On The Daily (OTD) - 18th June 2025

Top Stories Today: The Fed and U.S. Steel.

Table of Contents

Top Stories Today

The Fed

The Federal Reserve held its benchmark interest rate steady at 4.25%–4.5% on Wednesday, in line with market expectations, even as officials foresee persistent inflation and slower growth ahead. While the Fed’s “dot plot” still signals two rate cuts by year-end, projections for cuts in 2026 and 2027 were trimmed, reflecting continued uncertainty about the economic outlook. Policymakers have pushed down their GDP forecast for 2025 to 1.4% and lifted their inflation estimate to 3%, with core PCE, which excludes food and energy, also expected to run above target.
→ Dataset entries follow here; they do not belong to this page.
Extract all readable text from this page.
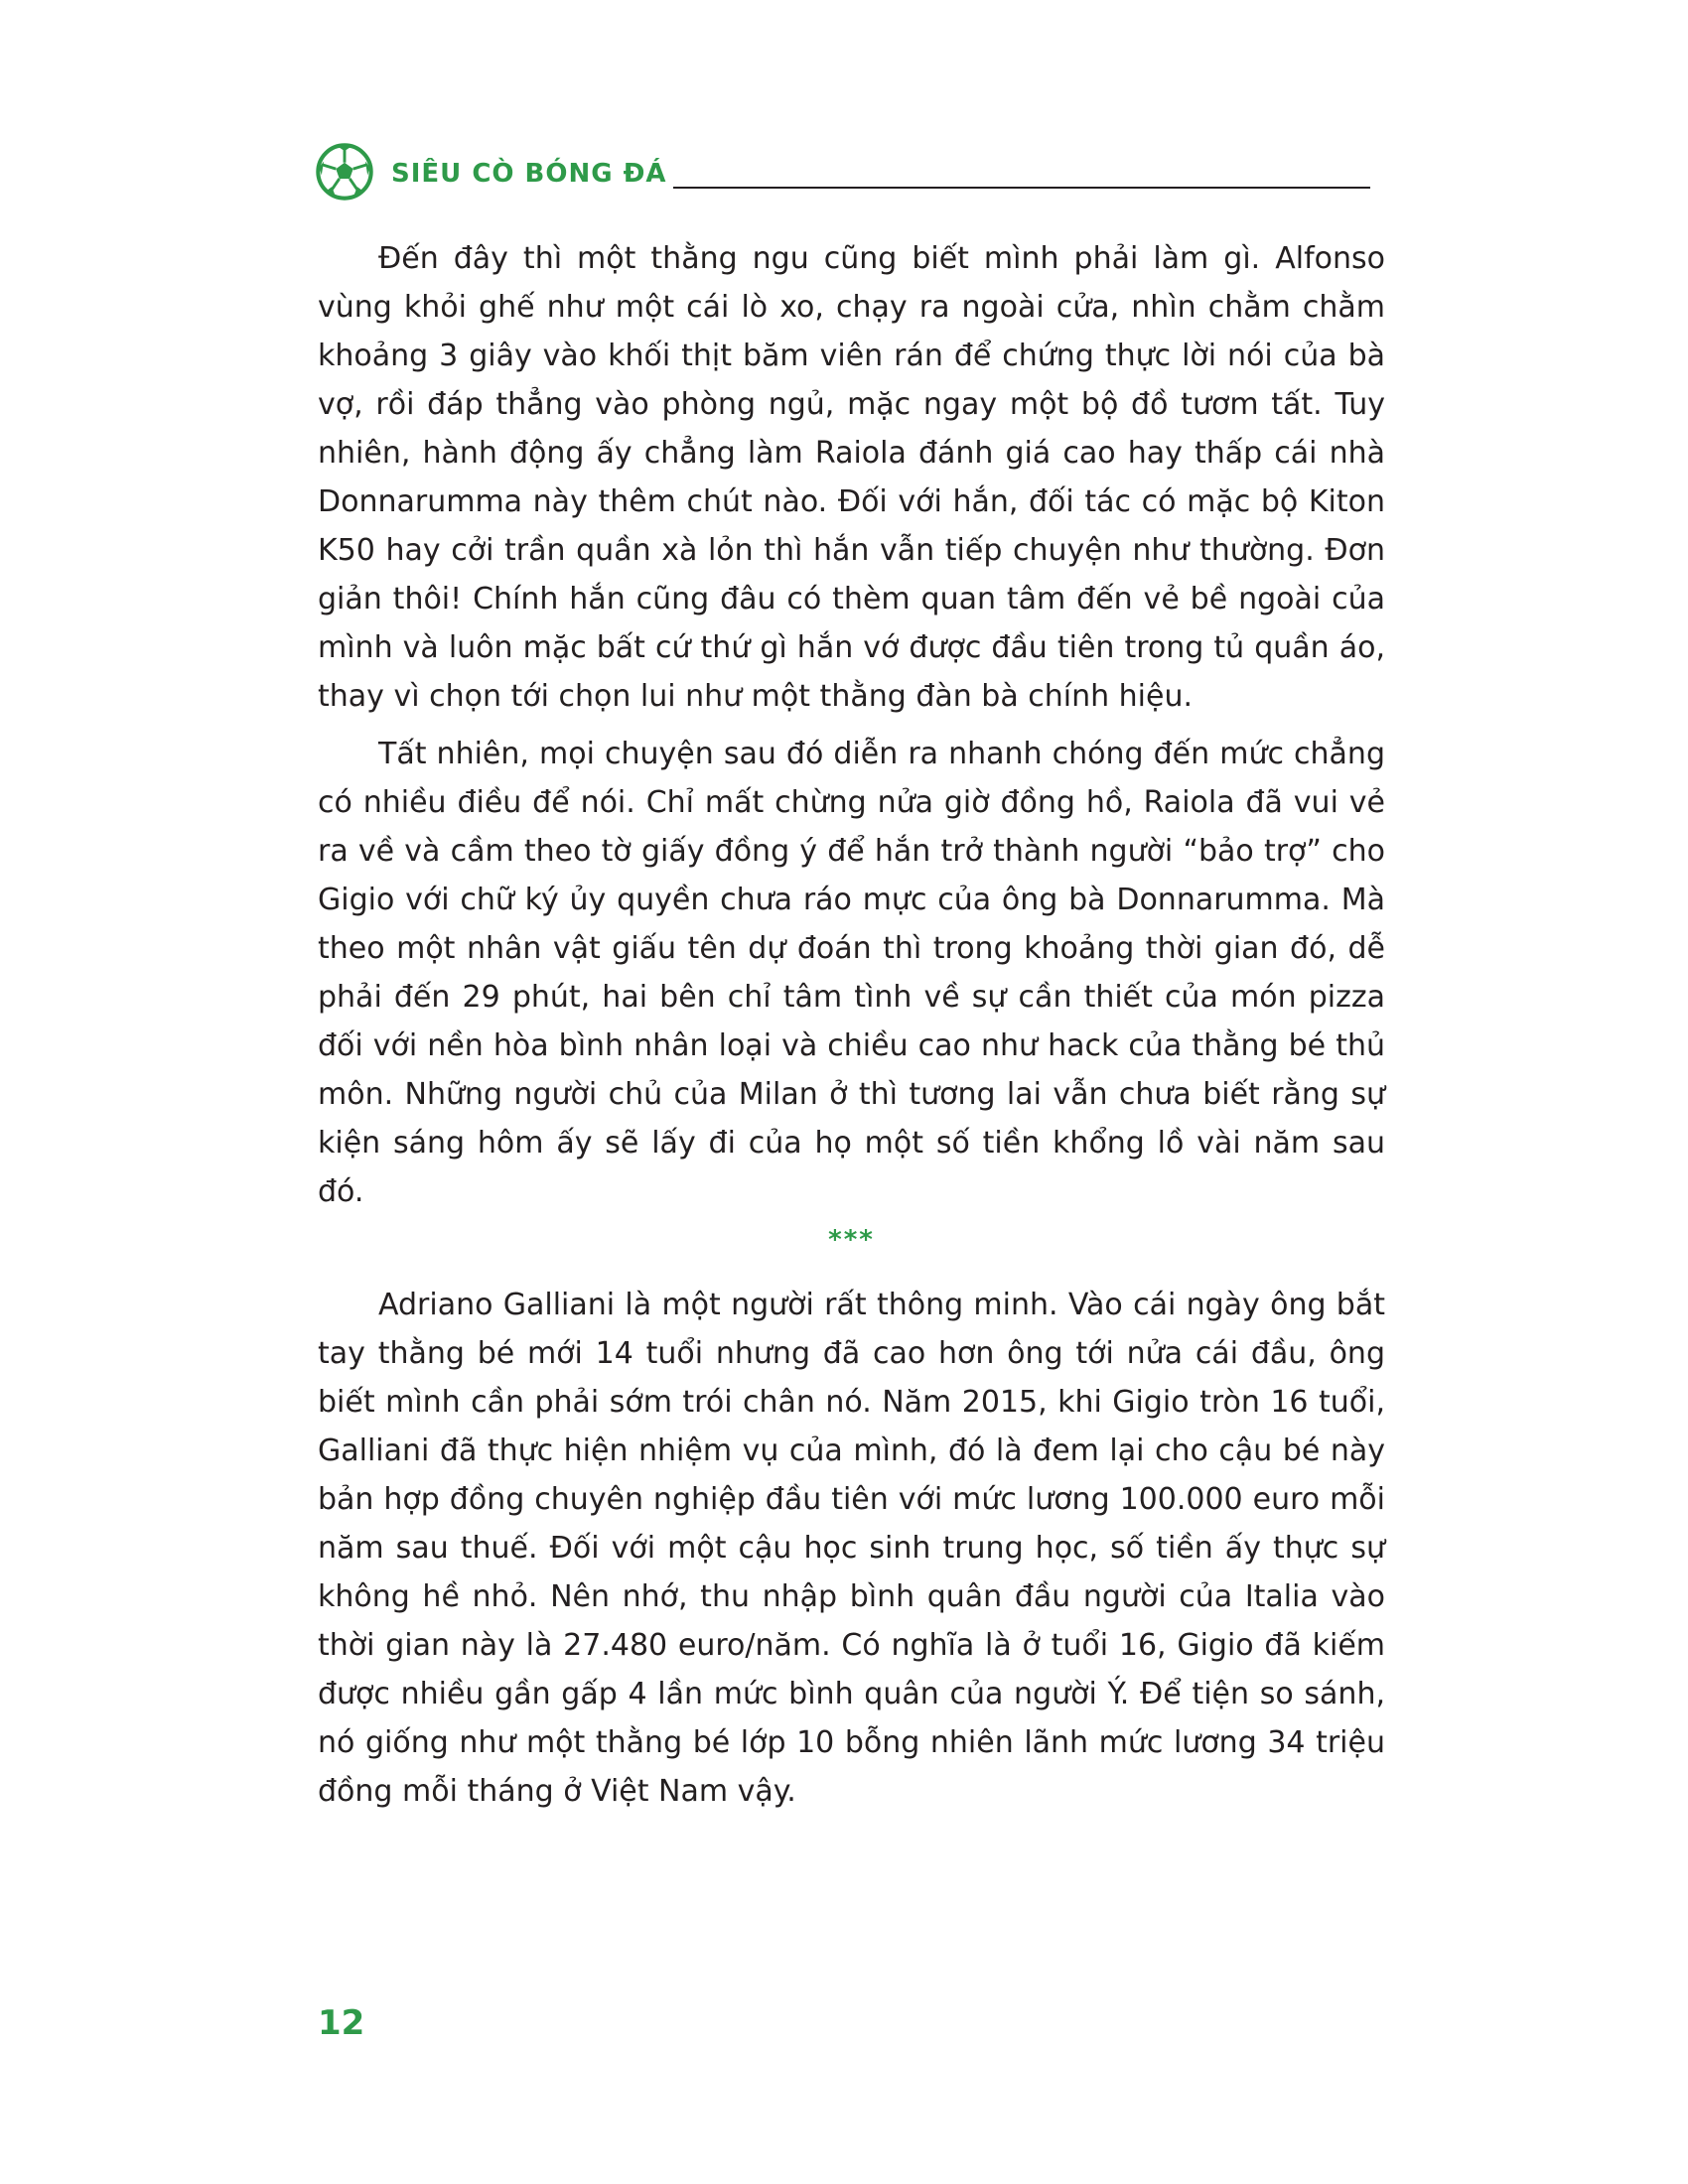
SIÊU CÒ BÓNG ĐÁ

Đến đây thì một thằng ngu cũng biết mình phải làm gì. Alfonso vùng khỏi ghế như một cái lò xo, chạy ra ngoài cửa, nhìn chằm chằm khoảng 3 giây vào khối thịt băm viên rán để chứng thực lời nói của bà vợ, rồi đáp thẳng vào phòng ngủ, mặc ngay một bộ đồ tươm tất. Tuy nhiên, hành động ấy chẳng làm Raiola đánh giá cao hay thấp cái nhà Donnarumma này thêm chút nào. Đối với hắn, đối tác có mặc bộ Kiton K50 hay cởi trần quần xà lỏn thì hắn vẫn tiếp chuyện như thường. Đơn giản thôi! Chính hắn cũng đâu có thèm quan tâm đến vẻ bề ngoài của mình và luôn mặc bất cứ thứ gì hắn vớ được đầu tiên trong tủ quần áo, thay vì chọn tới chọn lui như một thằng đàn bà chính hiệu.

Tất nhiên, mọi chuyện sau đó diễn ra nhanh chóng đến mức chẳng có nhiều điều để nói. Chỉ mất chừng nửa giờ đồng hồ, Raiola đã vui vẻ ra về và cầm theo tờ giấy đồng ý để hắn trở thành người “bảo trợ” cho Gigio với chữ ký ủy quyền chưa ráo mực của ông bà Donnarumma. Mà theo một nhân vật giấu tên dự đoán thì trong khoảng thời gian đó, dễ phải đến 29 phút, hai bên chỉ tâm tình về sự cần thiết của món pizza đối với nền hòa bình nhân loại và chiều cao như hack của thằng bé thủ môn. Những người chủ của Milan ở thì tương lai vẫn chưa biết rằng sự kiện sáng hôm ấy sẽ lấy đi của họ một số tiền khổng lồ vài năm sau đó.

***

Adriano Galliani là một người rất thông minh. Vào cái ngày ông bắt tay thằng bé mới 14 tuổi nhưng đã cao hơn ông tới nửa cái đầu, ông biết mình cần phải sớm trói chân nó. Năm 2015, khi Gigio tròn 16 tuổi, Galliani đã thực hiện nhiệm vụ của mình, đó là đem lại cho cậu bé này bản hợp đồng chuyên nghiệp đầu tiên với mức lương 100.000 euro mỗi năm sau thuế. Đối với một cậu học sinh trung học, số tiền ấy thực sự không hề nhỏ. Nên nhớ, thu nhập bình quân đầu người của Italia vào thời gian này là 27.480 euro/năm. Có nghĩa là ở tuổi 16, Gigio đã kiếm được nhiều gần gấp 4 lần mức bình quân của người Ý. Để tiện so sánh, nó giống như một thằng bé lớp 10 bỗng nhiên lãnh mức lương 34 triệu đồng mỗi tháng ở Việt Nam vậy.

12
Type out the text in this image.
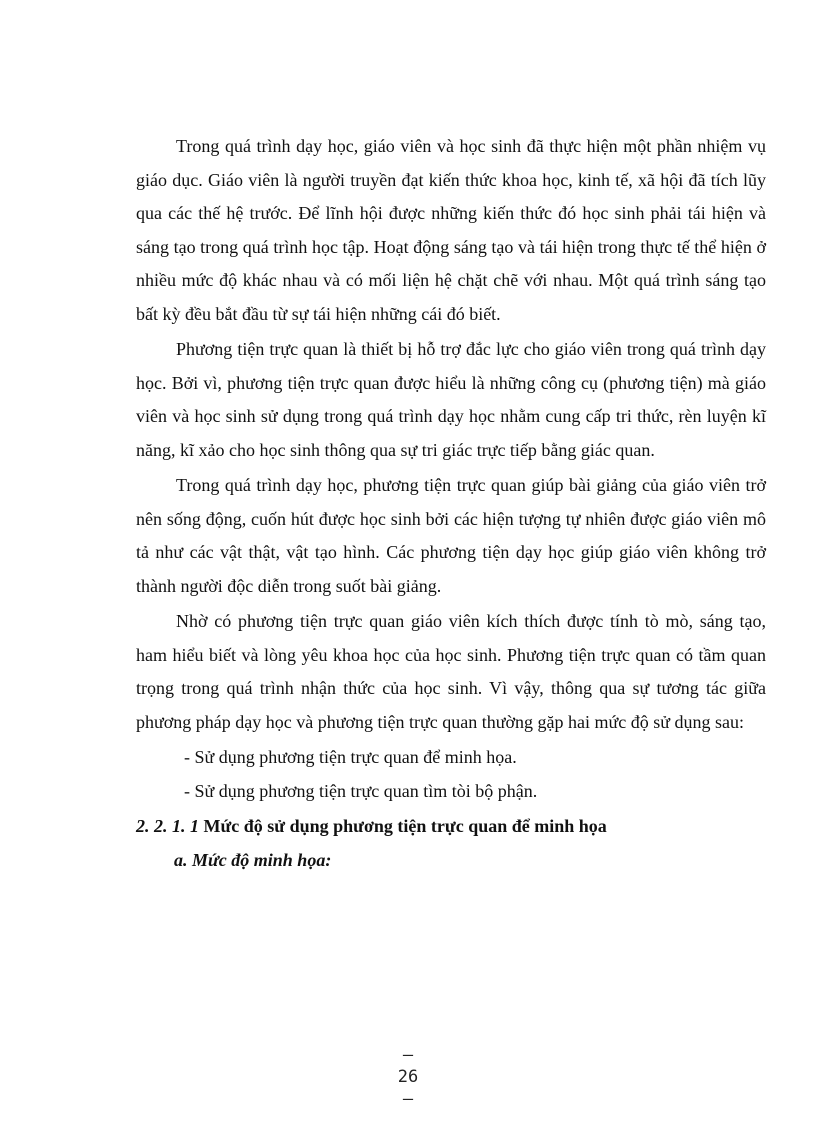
Trong quá trình dạy học, giáo viên và học sinh đã thực hiện một phần nhiệm vụ giáo dục. Giáo viên là người truyền đạt kiến thức khoa học, kinh tế, xã hội đã tích lũy qua các thế hệ trước. Để lĩnh hội được những kiến thức đó học sinh phải tái hiện và sáng tạo trong quá trình học tập. Hoạt động sáng tạo và tái hiện trong thực tế thể hiện ở nhiều mức độ khác nhau và có mối liện hệ chặt chẽ với nhau. Một quá trình sáng tạo bất kỳ đều bắt đầu từ sự tái hiện những cái đó biết.

Phương tiện trực quan là thiết bị hỗ trợ đắc lực cho giáo viên trong quá trình dạy học. Bởi vì, phương tiện trực quan được hiểu là những công cụ (phương tiện) mà giáo viên và học sinh sử dụng trong quá trình dạy học nhằm cung cấp tri thức, rèn luyện kĩ năng, kĩ xảo cho học sinh thông qua sự tri giác trực tiếp bằng giác quan.

Trong quá trình dạy học, phương tiện trực quan giúp bài giảng của giáo viên trở nên sống động, cuốn hút được học sinh bởi các hiện tượng tự nhiên được giáo viên mô tả như các vật thật, vật tạo hình. Các phương tiện dạy học giúp giáo viên không trở thành người độc diễn trong suốt bài giảng.

Nhờ có phương tiện trực quan giáo viên kích thích được tính tò mò, sáng tạo, ham hiểu biết và lòng yêu khoa học của học sinh. Phương tiện trực quan có tầm quan trọng trong quá trình nhận thức của học sinh. Vì vậy, thông qua sự tương tác giữa phương pháp dạy học và phương tiện trực quan thường gặp hai mức độ sử dụng sau:

- Sử dụng phương tiện trực quan để minh họa.

- Sử dụng phương tiện trực quan tìm tòi bộ phận.

2. 2. 1. 1 Mức độ sử dụng phương tiện trực quan để minh họa

a. Mức độ minh họa:

–
26
–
Unemployment is now seen inching up to 4.5%. Chair Jerome Powell emphasized the central bank’s readiness to wait for clearer signals before adjusting policy, noting that recent tariff measures and geopolitical risks warrant caution.

U.S. Steel

Japan’s Nippon Steel has finalized its takeover of U.S. Steel, causing the American icon’s shares to halt trading on the NYSE and be officially delisted by June 30. Despite President Trump’s repeated assurances of an ongoing “partnership” and his insistence that U.S. Steel remain American-controlled, the company is now a wholly owned subsidiary of Nippon Steel North America. Under a national security agreement, the U.S. president holds a “golden share” granting veto power over key decisions, such as headquarters moves, name changes, job relocations, and major acquisitions, and a majority of board members and the CEO must be U.S. citizens. Nippon Steel has also committed to investing $11 billion into U.S. Steel operations by 2028, including a $1 billion greenfield project.